Faith is that dynamic, spirited force that moves us to step out of the boat even into a dangerous world; that bridges us from the place we are, to the Kingdom of God that has come near, to the place we oughta be.
Which is why faith is so difficult. Faith is hard because it is supposed to move us, because it is supposed to change us. Faith is supposed to better us and open us, deepen us and mature us. And what I describe right there is not an easy journey to make. In fact, it’s the most difficult, most intimidating, most risk-filled journey we will ever take because it means again and again stepping out of the safety of the boat into the wind and the waves and the storm.
“Lord, if it is you – if it’s really you – command me to come to you on the water.”
When we think of proof of the existence of God, usually we think of God’s love, of the kind of blessed assurance that means Jesus is mine.

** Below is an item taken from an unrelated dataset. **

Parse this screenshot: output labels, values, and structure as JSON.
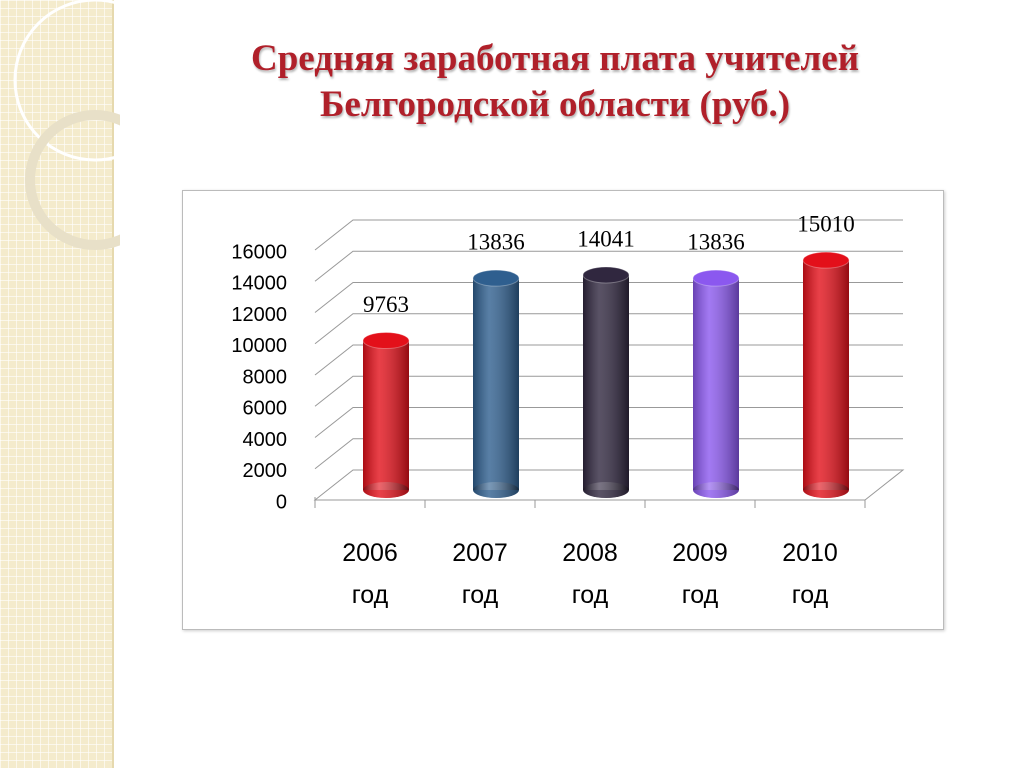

Not here. “Lord, if it is you, I’ll know it when you command me to risk my life, to tempt death, to walk across the swirling depth of every threatening thing I’ve ever known.”
Lord, if it’s you, command me to jump off that cliff, walk that wire, take that plunge that I’ve been so afraid of. Lord, if it’s you, you’ll know that place in me where I just don’t want to go, and right there is where you’ll push me in. And that’s how I’ll know it’s you. Jesus. That is, if it’s you.
Do you remember the shootings five years ago, the nine people murdered by a white supremacist at a Bible study in the church basement in Charleston, South Carolina? The nation was inspired by the incredible faith witness as, one after another, family members of those murdered spoke at the arraignment and told the shooter, “We forgive you.”
One thing that happened then has always stuck with me, though. It was a TV interview with the parents of one of those killed, when the reporter asked them, “Will you be going to church this weekend, to seek solace in your faith?”
The father replied, “Solace? No. We won’t be going to church. At least not now. Because we’re Christians, and we know what Jesus commands about forgiveness, and frankly, we’re just not ready for that yet. It’ll be some time,” the father said, “before we’ll want to be with Jesus.”
And I thought, man, that is a guy who knows Jesus, and who knows the step of faith, all too well. Lord, if it’s you, you’re going to command me out of this boat, aren’t you? Lord, if it’s you, you’re going to invite me to let go of old-life stuff that I’d really rather hang onto right now, and into a new life that is way, way too different. Oh, that’s no filmy, diaphanous ghost, as the disciples first supposed, coming across the water to me with this forgiveness stuff. Naw, Jesus, when I hear what you command, that’s when it gets all too real.
So if in the dead of night, maybe early in the morning just before dawn, you find yourself awake as we often do because of some storm that has brewed up in your life. And you get this nagging sense that the reason the noise of the wind in your head just won’t stop, the reason you keep cycling it over and over again, is because you hear a voice in the storm calling out to say that things should be different. It’s somebody calling your name, a strange voice calling you to rise up, to risk the storm, to defy the waves. It’s somebody calling you to maybe the last place that you’d ever want to go. There’s a good chance, seems to me, that voice could belong to none other than the one who is your very Lord and Savior.
You know what? All too often, your god is nothing but a tame and domesticated projection of yourself. Admit it: that god you believe in agrees with you and affirms what you are doing a suspiciously great percentage of the time. Until, that is – until that moment when you experience God calling you to something that, actually, you would rather not.
Because, I mean, when that happens – who else would dare to call an ordinary, not very spectacularly faithful person like you to such high adventure, to such risk and such struggle, and in the end to such victory?
Who would dare to call you to step out of the boat, and dare to risk, and dare to dream, and dare to build a better world? I think you know who. If it’s you, Lord, … command me to come to you, over the water.”